Sonntag, 3. Januar 2016

BBC Sherlock & the ghost of the best Holmes ever

After the wait is before the wait.
That is certainly true if you are fan of BBC Sherlock. Season One started in 2010. Since then us fans had to wait two years for three more episodes. Which is a long time, but somehow it hasn't dampened the enthusiasm for the show. On the contrary, people seem as Sherlocked as they have ever been, as the BBC proofed once more when over 8 million viewers chose to sit down for the long awaited Christmas special, which aired on January 1st.
What a way to start the new year with! While I had mixed emotions about season three – too much slapstick, Sherlock was too cruel and especially episode two was more like a bad fan fiction than most bad fan fiction out there – I loved The Abominable Bride.
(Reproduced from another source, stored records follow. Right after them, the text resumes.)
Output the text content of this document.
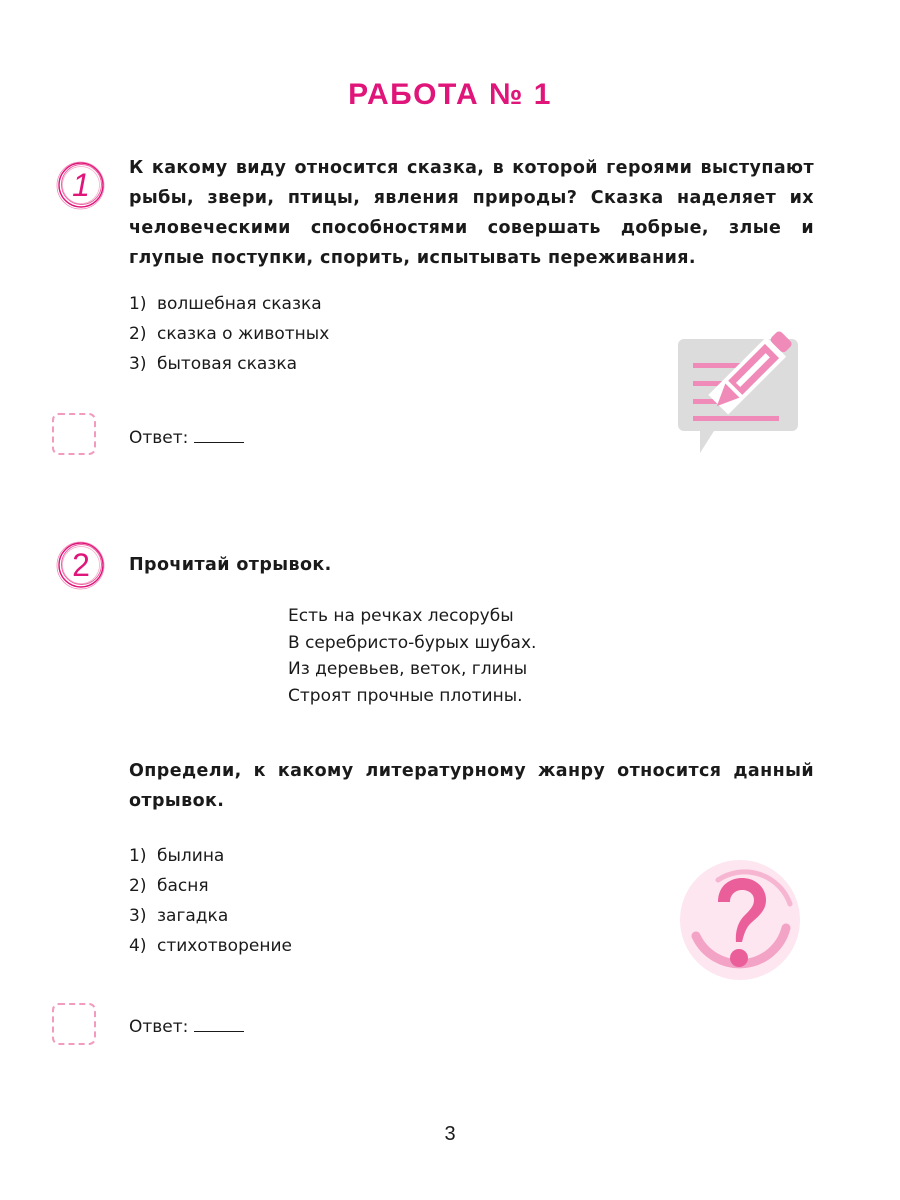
РАБОТА № 1
1	К какому виду относится сказка, в которой героями выступают рыбы, звери, птицы, явления природы? Сказка наделяет их человеческими способностями совершать добрые, злые и глупые поступки, спорить, испытывать переживания.
1) волшебная сказка
2) сказка о животных
3) бытовая сказка
Ответ:
2	Прочитай отрывок.
Есть на речках лесорубы
В серебристо-бурых шубах.
Из деревьев, веток, глины
Строят прочные плотины.
Определи, к какому литературному жанру относится данный отрывок.
1) былина
2) басня
3) загадка
4) стихотворение
Ответ:
3
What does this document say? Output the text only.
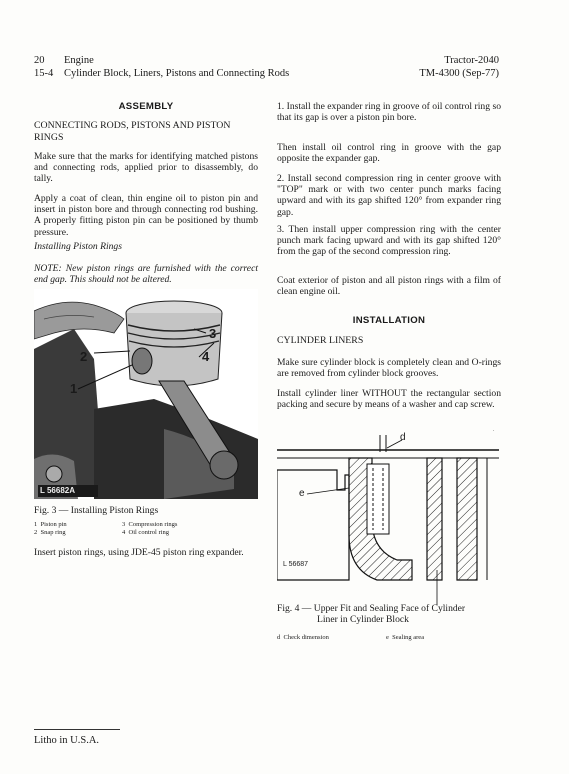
20 Engine
15-4 Cylinder Block, Liners, Pistons and Connecting Rods
Tractor-2040
TM-4300 (Sep-77)
ASSEMBLY
CONNECTING RODS, PISTONS AND PISTON RINGS
Make sure that the marks for identifying matched pistons and connecting rods, applied prior to disassembly, do tally.
Apply a coat of clean, thin engine oil to piston pin and insert in piston bore and through connecting rod bushing. A properly fitting piston pin can be positioned by thumb pressure.
Installing Piston Rings
NOTE: New piston rings are furnished with the correct end gap. This should not be altered.
2
1
3
4
L 56682A
Fig. 3 — Installing Piston Rings
1 Piston pin
2 Snap ring
3 Compression rings
4 Oil control ring
Insert piston rings, using JDE-45 piston ring expander.
1. Install the expander ring in groove of oil control ring so that its gap is over a piston pin bore.
Then install oil control ring in groove with the gap opposite the expander gap.
2. Install second compression ring in center groove with "TOP" mark or with two center punch marks facing upward and with its gap shifted 120° from expander ring gap.
3. Then install upper compression ring with the center punch mark facing upward and with its gap shifted 120° from the gap of the second compression ring.
Coat exterior of piston and all piston rings with a film of clean engine oil.
INSTALLATION
CYLINDER LINERS
Make sure cylinder block is completely clean and O-rings are removed from cylinder block grooves.
Install cylinder liner WITHOUT the rectangular section packing and secure by means of a washer and cap screw.
d
e
L 56687
Fig. 4 — Upper Fit and Sealing Face of Cylinder
Liner in Cylinder Block
d Check dimension	e Sealing area
Litho in U.S.A.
I don't want to give anything away. If you haven't watched it, make up your own mind. All I'm saying is that the special looked fantastic, the actors seemed to have fun with the Victorian counterparts of their roles, the story was twisted and full of surprises. There were many nods to what so-called serious Sherlock Holmes enthusiasts call 'the canon' as well as references to prior Sherlock Holmes TV productions, mainly the Granada production of the 1980s and 90s.
So far, so good.
What irritates the hell out of me is the fact that people seem to feel the need to dis Sherlock and its actors simply because they are not like this and this actor or that other show.
Why do I have to chose? Why shouldn't I be allowed to like Benedict Cumberbatch as Sherlock because I loved Jeremy Brett in the same role? I still love the Granada production but since then there have been many great (and even more not so great) portrayals of the great detective. Hell, I even enjoyed the Guy Ritchy films! Now there's Sir Ian McKellen in Mr Holmes, who takes a totally different approach to both. It's slow-paced and contemplative and miles away from Benedict's spitfire deductions and Robert Downing Jr.'s seedy Victorian playboy.
Don't get me wrong, I'm not uncritical. I have my personal favourites. But that's what they should be: personal favourites. Yes, you are allowed not to like Sherlock or Elementary or Game of Shadows, just like not everybody these days has the patience to watch the much slower cut Basil Rathbone films, which by the way have much more in common with the current BBC production than that has with the Granada one. Granada aimed for a word-by-word adaptation of the canon and this included an authentic Victorian look. Sherlock never aimed for that. They re-invented Holmes for the present day. Same sharp mind, same obnoxious moods, same set of characters but different. Updated, if you like. What people forget is that Sir Arthur Conan Doyle didn't write cosy stories set in ancient history, he wrote cutting edge stuff which was as modern as anything in the 1890s. Holmes talks about fingerprinting decades before the first fingerprint office was set up at Scotland Yard. Telegraphs, the underground, even the railways and Holmes' beloved Bradshaw were all fairly new inventions. So it makes sense to put Holmes into that context, make him cutting edge again. This is what the screenwriters did with Basil Rathbone's Holmes: he was placed in the present day, the 1940s, wore the suits and worked as a secret agent for King and country (and against the Nazi's of course). Yes, there are tons of differences between those films and the BBC production but the basic idea is the same: take inspiration from the source material and place it within a contemporary context. I think it works well.
Having said all that, I think we should stop fighting amongst ourselves about who the best Holmes is or was or will be. There isn't ONE Holmes. There possibly never was, at least since Sidney Padget used his brother as a model to draw the famous detective for his illustrations in the Strand Magazine. I think it's great that Sir Arthur Conan Doyle's source material still inspires so many creative people to work on their version of Holmes. And who knows how many young fans who grow up watching Sherlock get inspired to read the original stories? That surly is not bad for a fictional character, whose author wanted him to stay dead when he penned The Final Problem.